Active project corrections vs. passive project corrections

by Joshua Ramirez

This article is about changing the project performance paradigm from passive corrections to more active ones. The approach is based in behavioral and neuroscience, toward implementing behavioral project management practices to actively improve project outcomes, planning, and forecasting.

First, before we read on, we must consider the following:

  • Bad planning + bad execution = high schedule/cost variance.
  • Bad planning + good execution = medium schedule/cost variance.
  • Good planning + bad execution = medium schedule/cost variance.
  • Good planning + good execution = lower schedule/cost variance.

We cannot put together a bad plan and expect to fully recover that plan when the project starts. Meeting a project milestone is the product of two things: predict the execution outcome, then attempt to execute on that prediction.

However, in our project management discipline, we tend to see a lot of focus on what went wrong during the execution that caused the project to go awry. It is not just execution that is to blame, as the other half of meeting a milestone is how the milestone was placed on that date, to begin with.

Now let’s go a level deeper.

If predicting a project outcome (e.g., planning) determines the date and cost on which the project should land, and we are still failing our schedule and cost objectives 50 percent of the time, then why are project management methods not improving these outcomes?

This is the central question which I intend to answer.

Let’s first consider four measures that contribute to prediction accuracy (e.g., planning and forecasting accuracy):

  1. Visibility (passive). Planners and forecasters must be able to see what factors will impact their predictions, including the availability of resources, task obstacles, external controls, obscure risks, and predictable unknowns. Seeing these elements enables them to question optimistic and unrealistic plans and forecasts and correct their predictions.
  2. Feedback (passive). Forecasters and planners cannot improve on their predictions if they can’t see how those predictions ended up turning out. The more feedback they get on how accurate their plan was, and the more frequent that feedback is, the more chances they have to correct predictions and can start making adjustments in increasing their planning and forecasting (e.g., prediction) accuracy.
  3. Awareness (passive). Planners and forecasters, as well as all of the rest of us, have cognitive biases and some obscure thinking errors (especially in time-constrained environments) that significantly decrease our ability to predict project outcomes and plan our work realistically. However, these can be corrected. These biases and errors can be decreased simply by building bias and error awareness of them through training, and many planners will self-correct to a degree.
  4. Intentionality (active). This is the big one, and it consists of two parts. The first is actively and intentionally (versus passively) changing processes so that people default to making good project prediction, planning, and forecasting decisions by using methods such as Choice Architecture and coaching. The second is recognizing that people have intentionality in all their decisions, and their optimistic, risk-averse, loss-averse (etc.) intentions impact their planning and forecasting inputs into the plan (Eizakshiri et al., 2015).

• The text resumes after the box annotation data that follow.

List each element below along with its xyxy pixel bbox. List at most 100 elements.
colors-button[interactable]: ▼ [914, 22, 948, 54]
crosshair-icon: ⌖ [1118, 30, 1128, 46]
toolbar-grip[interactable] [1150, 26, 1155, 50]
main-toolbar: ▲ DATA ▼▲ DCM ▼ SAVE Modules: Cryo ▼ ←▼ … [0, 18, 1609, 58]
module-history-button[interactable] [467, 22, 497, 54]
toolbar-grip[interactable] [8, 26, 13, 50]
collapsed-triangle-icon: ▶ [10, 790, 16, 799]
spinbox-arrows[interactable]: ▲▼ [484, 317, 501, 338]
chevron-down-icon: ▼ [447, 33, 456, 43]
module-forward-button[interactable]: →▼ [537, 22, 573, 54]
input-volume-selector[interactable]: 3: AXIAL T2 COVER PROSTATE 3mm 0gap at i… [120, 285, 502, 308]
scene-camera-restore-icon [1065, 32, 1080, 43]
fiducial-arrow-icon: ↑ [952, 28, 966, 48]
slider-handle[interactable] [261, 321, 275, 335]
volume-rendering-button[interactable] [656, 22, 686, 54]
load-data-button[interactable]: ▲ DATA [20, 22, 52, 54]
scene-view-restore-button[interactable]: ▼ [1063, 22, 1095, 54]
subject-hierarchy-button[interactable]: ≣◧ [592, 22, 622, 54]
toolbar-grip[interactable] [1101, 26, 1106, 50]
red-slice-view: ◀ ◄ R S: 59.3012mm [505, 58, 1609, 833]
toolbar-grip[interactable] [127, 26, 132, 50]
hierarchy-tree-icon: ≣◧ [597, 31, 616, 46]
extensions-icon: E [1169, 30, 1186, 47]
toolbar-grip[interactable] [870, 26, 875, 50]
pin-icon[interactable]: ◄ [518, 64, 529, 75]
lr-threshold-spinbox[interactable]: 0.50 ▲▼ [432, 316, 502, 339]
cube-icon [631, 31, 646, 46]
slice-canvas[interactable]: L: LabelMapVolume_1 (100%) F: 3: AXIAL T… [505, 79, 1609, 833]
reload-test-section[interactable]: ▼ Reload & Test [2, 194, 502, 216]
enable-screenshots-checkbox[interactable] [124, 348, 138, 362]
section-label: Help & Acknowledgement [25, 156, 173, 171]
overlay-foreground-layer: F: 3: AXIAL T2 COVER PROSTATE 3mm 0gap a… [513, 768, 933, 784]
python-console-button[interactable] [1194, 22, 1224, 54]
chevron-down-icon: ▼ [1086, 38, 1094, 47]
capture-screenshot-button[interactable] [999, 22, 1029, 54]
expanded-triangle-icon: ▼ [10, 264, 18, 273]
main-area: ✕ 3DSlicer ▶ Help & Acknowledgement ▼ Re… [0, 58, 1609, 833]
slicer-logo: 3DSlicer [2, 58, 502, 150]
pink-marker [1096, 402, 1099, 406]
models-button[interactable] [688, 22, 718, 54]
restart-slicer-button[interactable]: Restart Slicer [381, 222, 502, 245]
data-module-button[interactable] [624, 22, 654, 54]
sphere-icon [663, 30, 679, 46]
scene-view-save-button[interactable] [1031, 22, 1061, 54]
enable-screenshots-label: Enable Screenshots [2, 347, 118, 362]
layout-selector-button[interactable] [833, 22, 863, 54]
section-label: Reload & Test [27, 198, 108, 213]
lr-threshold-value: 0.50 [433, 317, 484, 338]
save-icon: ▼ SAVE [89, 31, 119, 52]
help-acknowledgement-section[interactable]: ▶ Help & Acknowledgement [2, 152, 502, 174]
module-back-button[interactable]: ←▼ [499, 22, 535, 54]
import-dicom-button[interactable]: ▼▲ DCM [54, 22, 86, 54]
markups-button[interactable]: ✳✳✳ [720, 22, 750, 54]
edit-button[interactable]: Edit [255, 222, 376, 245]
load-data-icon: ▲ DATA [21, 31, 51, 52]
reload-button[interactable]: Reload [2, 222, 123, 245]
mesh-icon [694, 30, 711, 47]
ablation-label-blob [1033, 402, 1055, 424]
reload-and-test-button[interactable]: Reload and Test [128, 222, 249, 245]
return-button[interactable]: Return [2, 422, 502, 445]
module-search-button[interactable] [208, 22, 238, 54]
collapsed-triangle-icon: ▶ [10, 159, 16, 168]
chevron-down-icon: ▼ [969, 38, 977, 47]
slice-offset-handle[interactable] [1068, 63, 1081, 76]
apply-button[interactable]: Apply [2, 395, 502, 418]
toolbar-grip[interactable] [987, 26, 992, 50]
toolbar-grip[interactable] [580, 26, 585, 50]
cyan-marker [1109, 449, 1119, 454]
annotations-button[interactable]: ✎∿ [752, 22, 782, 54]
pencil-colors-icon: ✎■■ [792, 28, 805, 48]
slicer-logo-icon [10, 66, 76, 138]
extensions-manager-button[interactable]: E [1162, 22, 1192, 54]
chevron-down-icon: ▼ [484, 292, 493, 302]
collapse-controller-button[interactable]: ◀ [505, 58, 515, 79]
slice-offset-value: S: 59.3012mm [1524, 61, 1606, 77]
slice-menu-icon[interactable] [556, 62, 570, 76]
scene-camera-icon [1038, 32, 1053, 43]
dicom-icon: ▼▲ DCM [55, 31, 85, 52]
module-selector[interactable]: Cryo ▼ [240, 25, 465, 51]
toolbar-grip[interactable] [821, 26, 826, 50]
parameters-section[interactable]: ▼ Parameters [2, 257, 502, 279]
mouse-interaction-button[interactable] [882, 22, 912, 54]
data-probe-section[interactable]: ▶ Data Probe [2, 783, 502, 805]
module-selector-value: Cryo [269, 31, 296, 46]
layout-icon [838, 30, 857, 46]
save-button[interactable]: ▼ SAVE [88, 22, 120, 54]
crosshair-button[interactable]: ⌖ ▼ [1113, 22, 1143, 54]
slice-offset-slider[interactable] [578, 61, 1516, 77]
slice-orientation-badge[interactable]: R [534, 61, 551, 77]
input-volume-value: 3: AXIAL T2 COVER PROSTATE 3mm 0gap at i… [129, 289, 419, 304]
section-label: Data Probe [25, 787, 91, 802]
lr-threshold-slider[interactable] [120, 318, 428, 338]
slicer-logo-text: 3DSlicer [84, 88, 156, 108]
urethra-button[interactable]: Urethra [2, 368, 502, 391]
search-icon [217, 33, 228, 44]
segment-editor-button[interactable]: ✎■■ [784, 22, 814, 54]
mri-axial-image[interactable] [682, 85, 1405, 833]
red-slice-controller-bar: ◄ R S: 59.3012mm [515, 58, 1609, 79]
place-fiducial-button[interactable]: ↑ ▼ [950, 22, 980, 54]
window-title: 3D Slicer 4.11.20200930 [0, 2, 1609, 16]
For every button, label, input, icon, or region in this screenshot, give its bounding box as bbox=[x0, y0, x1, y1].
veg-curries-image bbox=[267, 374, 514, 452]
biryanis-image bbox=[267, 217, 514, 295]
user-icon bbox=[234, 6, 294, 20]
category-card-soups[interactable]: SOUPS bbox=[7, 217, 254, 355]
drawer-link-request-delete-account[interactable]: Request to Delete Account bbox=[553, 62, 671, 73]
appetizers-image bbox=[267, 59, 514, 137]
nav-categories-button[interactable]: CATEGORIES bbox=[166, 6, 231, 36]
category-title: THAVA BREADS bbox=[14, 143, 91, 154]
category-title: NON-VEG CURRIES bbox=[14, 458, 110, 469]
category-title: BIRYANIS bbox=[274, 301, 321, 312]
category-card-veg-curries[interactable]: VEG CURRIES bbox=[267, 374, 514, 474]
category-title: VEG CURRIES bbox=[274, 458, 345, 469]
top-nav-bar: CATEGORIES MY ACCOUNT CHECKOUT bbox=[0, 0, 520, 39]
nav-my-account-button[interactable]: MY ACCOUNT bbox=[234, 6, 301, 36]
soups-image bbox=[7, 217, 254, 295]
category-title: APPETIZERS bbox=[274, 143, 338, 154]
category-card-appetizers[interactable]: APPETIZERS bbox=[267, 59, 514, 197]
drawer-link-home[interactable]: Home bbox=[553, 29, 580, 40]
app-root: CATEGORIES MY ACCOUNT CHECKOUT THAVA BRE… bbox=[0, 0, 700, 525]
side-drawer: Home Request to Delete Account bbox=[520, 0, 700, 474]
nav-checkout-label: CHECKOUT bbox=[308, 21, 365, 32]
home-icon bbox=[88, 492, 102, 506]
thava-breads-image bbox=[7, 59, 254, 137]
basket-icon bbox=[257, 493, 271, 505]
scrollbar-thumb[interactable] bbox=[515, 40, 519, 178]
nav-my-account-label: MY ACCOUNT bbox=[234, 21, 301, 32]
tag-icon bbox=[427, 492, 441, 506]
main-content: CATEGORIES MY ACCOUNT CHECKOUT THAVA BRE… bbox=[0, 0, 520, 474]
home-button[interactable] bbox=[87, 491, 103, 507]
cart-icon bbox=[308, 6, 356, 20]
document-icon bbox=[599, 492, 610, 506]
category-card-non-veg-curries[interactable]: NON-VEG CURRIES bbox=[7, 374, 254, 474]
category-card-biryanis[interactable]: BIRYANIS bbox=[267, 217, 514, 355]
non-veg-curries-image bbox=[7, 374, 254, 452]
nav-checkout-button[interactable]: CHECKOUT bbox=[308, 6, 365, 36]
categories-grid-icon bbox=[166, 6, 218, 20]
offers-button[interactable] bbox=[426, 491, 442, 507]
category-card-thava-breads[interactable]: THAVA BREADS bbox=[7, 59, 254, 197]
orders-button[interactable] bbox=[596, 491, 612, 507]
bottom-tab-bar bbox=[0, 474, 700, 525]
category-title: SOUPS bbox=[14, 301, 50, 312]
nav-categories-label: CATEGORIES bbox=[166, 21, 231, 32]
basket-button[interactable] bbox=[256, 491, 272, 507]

Considering the active approach, we must intentionally improve project performance and recognize that passive measures rely only on a trust that we can coordinate or manage processes better and hope that everything works out (you might recall that hope is not a project management tool).

Passive measures to improving project performance are passive because:

  • Visibility provides the opportunity to make the right prediction choice, and the planner/forecaster can or may not choose to use the information.
  • Feedback gives the planner/forecaster information on how they performed, and they can or may not make corrections.
  • Awareness of bias gives the planner/forecaster the chance to self-correct as much error as possible, but they can or may not self-correct.

Each one of these passive measures can improve planning and forecasting accuracy, but may not, depending on the choices and intentions of planner/forecasters. In project management, we tend to buy some tools, teach some method, and toss it in the ring and hope for the best. However, if we want to improve project outcomes significantly, prediction in project management must become a science we strive to excel at, especially now that we have the data to make it so.

The important thing to note here is that you need all three passive measures and the one active measure combined together in order to improve planning and forecasting, as well as project execution.

The most highly regarded planning and forecasting personnel are trained and competent in both technical methods and neuro/behavioral methods. They are, in a big way, holding a lot of the keys to whether a project succeeds or fails, and smart company executives recognize the behavioral planning and forecasting disciplines as the pivotal points of the project, and thus company success.

The big question is, do you want to continue to just passively try to improve project outcomes, or actively improve project outcomes?

 

References

Eizakshiri, F., Chan, P. W., & Emsley, M. W. (April 07, 2015). Where is intentionality in studying project delays?. International Journal of Managing Projects in Business, 8, 2, 349-367.